2. ADJUST YOUR NUTRIENTS
Your body's nutrient needs will change along with your calories. You don't have to track all of your nutrients all the time, but if you would like to track some, here's how to do it:
1. After signing in, click on the "My Plan" tab at the left of your screen.
2. To change your calcium, folate, iron, protein, and water goals, click on each nutrient individually to make changes. (See chart below for suggestions.) Click "save and return" to save your changes and go back to your "My Plan" page.
3. To add or edit other nutrients to track, click "Add Nutrient to Track / Change Nutrition Goals".
4. Click "Add Another Nutrient To Track".
5. Select a Nutrient from the drop-down menu and enter the recommended amount from the chart below:
6. Click "Save" or "Save and Add Another" and the Nutrient will be added to your tracking.
| NUTRIENT | Formula Feeding | Nursing |
| Calcium | 100% RDA | 120%-150% RDA |
| Folate | 100% RDA | 200% RDA |
| Iron | 100% RDA | 300%-500% RDA |
| Protein | 50 grams | 70 grams |
| Zinc | 100% RDA | 165% RDA |
| Fiber (gradually increase if consuming less than recommended) |
25 grams | 28 grams |
3. BE SMART ABOUT WEIGHT LOSS
After delivery, you may be concerned about losing any excess pregnancy weight you may have gained.
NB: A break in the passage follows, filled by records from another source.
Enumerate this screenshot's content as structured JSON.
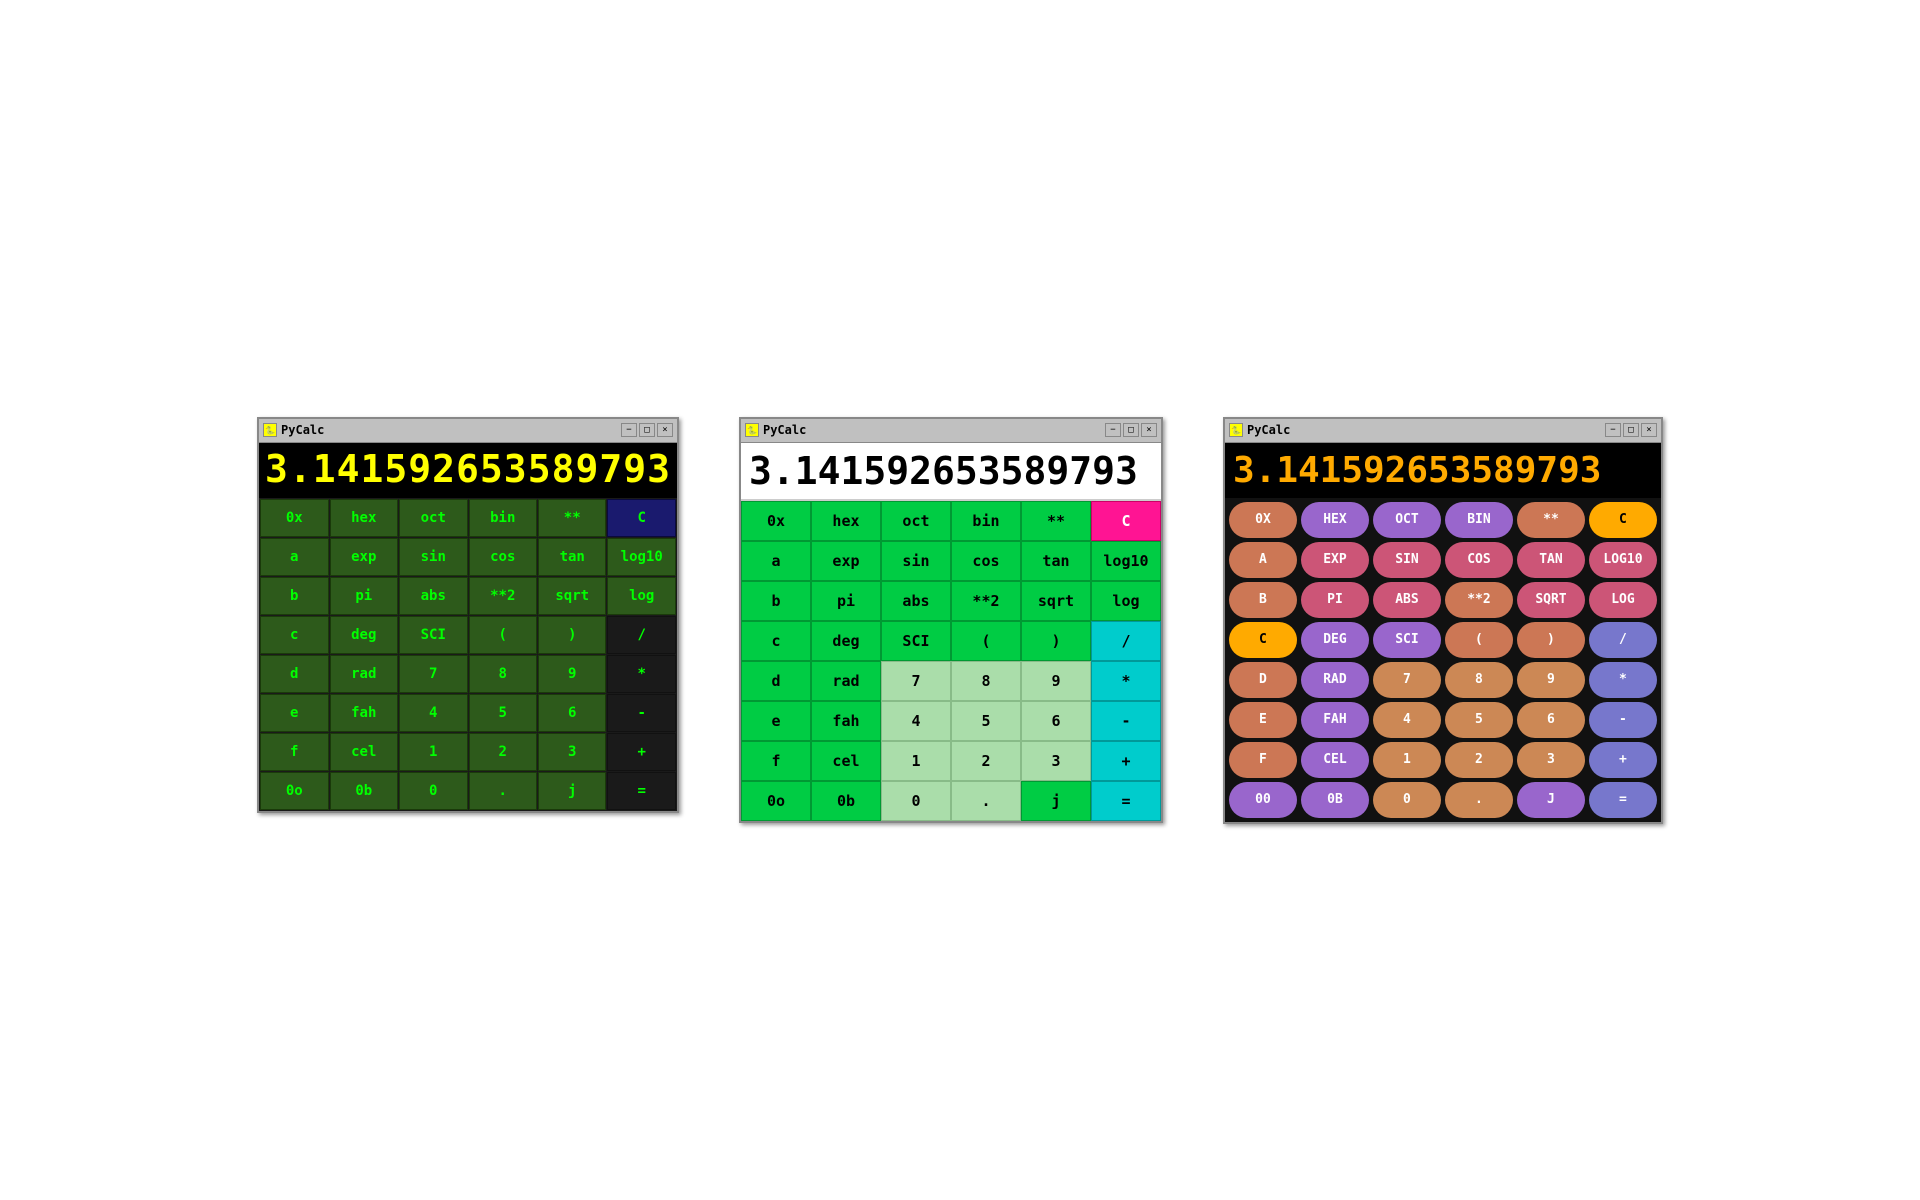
{
  "display_value": "3.141592653589793",
  "title": "PyCalc",
  "title_icon": "🐍",
  "window_controls": [
    "−",
    "□",
    "×"
  ],
  "calc1": {
    "rows": [
      [
        "0x",
        "hex",
        "oct",
        "bin",
        "**",
        "C"
      ],
      [
        "a",
        "exp",
        "sin",
        "cos",
        "tan",
        "log10"
      ],
      [
        "b",
        "pi",
        "abs",
        "**2",
        "sqrt",
        "log"
      ],
      [
        "c",
        "deg",
        "SCI",
        "(",
        ")",
        "/"
      ],
      [
        "d",
        "rad",
        "7",
        "8",
        "9",
        "*"
      ],
      [
        "e",
        "fah",
        "4",
        "5",
        "6",
        "-"
      ],
      [
        "f",
        "cel",
        "1",
        "2",
        "3",
        "+"
      ],
      [
        "0o",
        "0b",
        "0",
        ".",
        "j",
        "="
      ]
    ]
  },
  "calc2": {
    "rows": [
      [
        "0x",
        "hex",
        "oct",
        "bin",
        "**",
        "C"
      ],
      [
        "a",
        "exp",
        "sin",
        "cos",
        "tan",
        "log10"
      ],
      [
        "b",
        "pi",
        "abs",
        "**2",
        "sqrt",
        "log"
      ],
      [
        "c",
        "deg",
        "SCI",
        "(",
        ")",
        "/"
      ],
      [
        "d",
        "rad",
        "7",
        "8",
        "9",
        "*"
      ],
      [
        "e",
        "fah",
        "4",
        "5",
        "6",
        "-"
      ],
      [
        "f",
        "cel",
        "1",
        "2",
        "3",
        "+"
      ],
      [
        "0o",
        "0b",
        "0",
        ".",
        "j",
        "="
      ]
    ]
  },
  "calc3": {
    "rows": [
      [
        "0X",
        "HEX",
        "OCT",
        "BIN",
        "**",
        "C"
      ],
      [
        "A",
        "EXP",
        "SIN",
        "COS",
        "TAN",
        "LOG10"
      ],
      [
        "B",
        "PI",
        "ABS",
        "**2",
        "SQRT",
        "LOG"
      ],
      [
        "C",
        "DEG",
        "SCI",
        "(",
        ")",
        "/"
      ],
      [
        "D",
        "RAD",
        "7",
        "8",
        "9",
        "*"
      ],
      [
        "E",
        "FAH",
        "4",
        "5",
        "6",
        "-"
      ],
      [
        "F",
        "CEL",
        "1",
        "2",
        "3",
        "+"
      ],
      [
        "00",
        "0B",
        "0",
        ".",
        "J",
        "="
      ]
    ]
  }
}
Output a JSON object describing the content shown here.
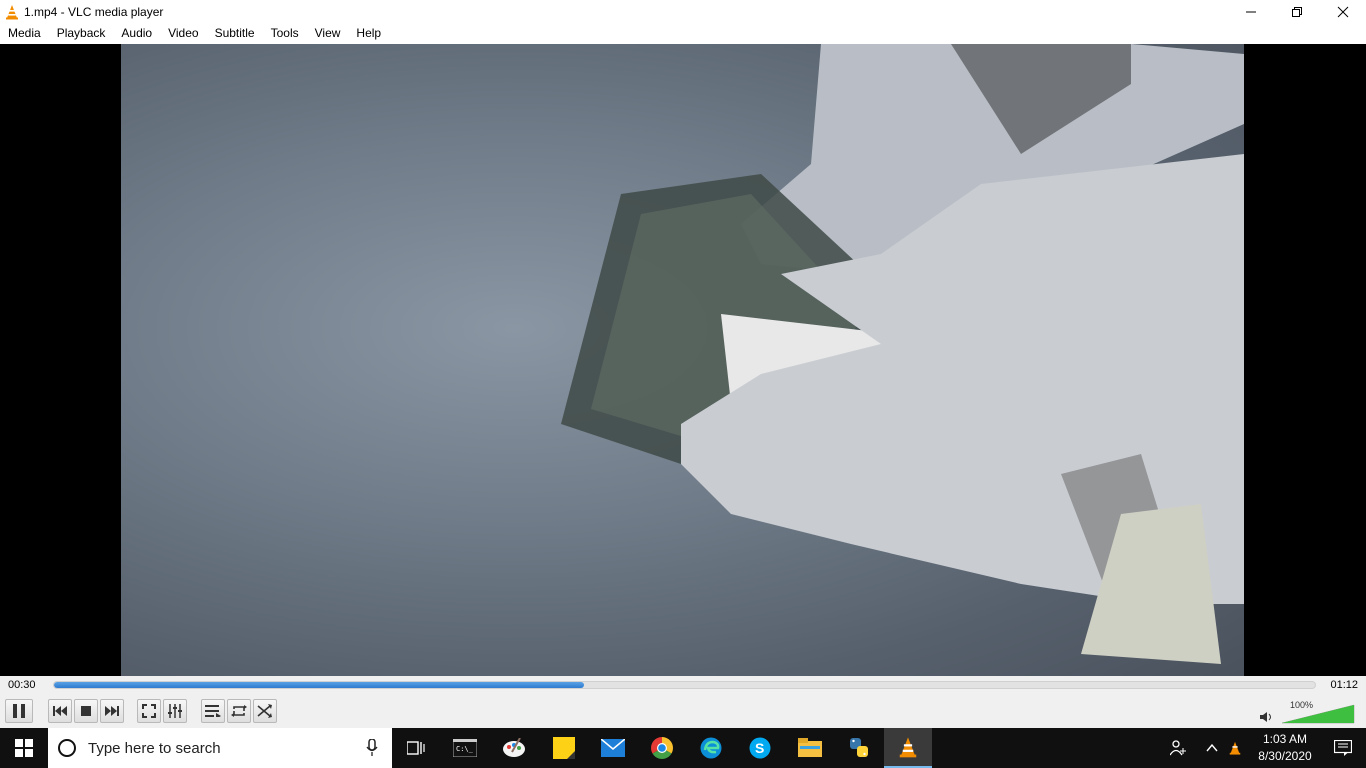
{
  "window": {
    "title": "1.mp4 - VLC media player"
  },
  "menu": [
    "Media",
    "Playback",
    "Audio",
    "Video",
    "Subtitle",
    "Tools",
    "View",
    "Help"
  ],
  "player": {
    "elapsed": "00:30",
    "total": "01:12",
    "progress_fraction": 0.42,
    "volume_label": "100%",
    "volume_fraction": 1.0,
    "state": "playing"
  },
  "taskbar": {
    "search_placeholder": "Type here to search",
    "time": "1:03 AM",
    "date": "8/30/2020",
    "apps": [
      "task-view-icon",
      "terminal-icon",
      "paint-icon",
      "sticky-notes-icon",
      "mail-icon",
      "chrome-icon",
      "edge-icon",
      "skype-icon",
      "file-explorer-icon",
      "python-icon",
      "vlc-icon"
    ]
  },
  "colors": {
    "seek_fill": "#2e7bcf",
    "volume_green": "#3fbf3f",
    "taskbar_bg": "#101010",
    "vlc_orange": "#f28c00"
  }
}
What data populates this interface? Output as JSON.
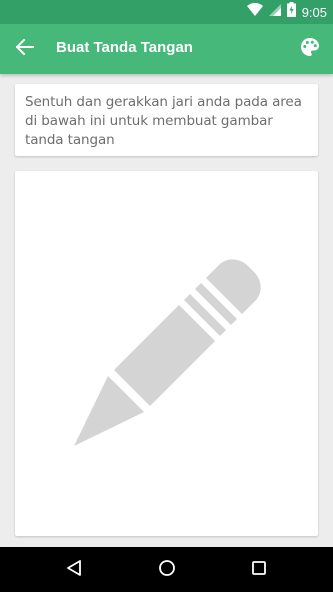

But during the period immediately following birth, you should focus on recovery and providing your body with enough nutrients and calories to care for your new child-not dieting.
After about 6 to 8 weeks postpartum, talk to your doctor to make sure that any weight you do lose happens in a safe, healthy way.
Weight Loss Guidelines (after 6-8 weeks)
Formula Feeding: Losing one pound per week is fine. Moms can eat slightly less than their pre-pregnancy calorie needs in order to lose weight through healthfully. Adequate calories and nutrients are required for proper recovery and energy.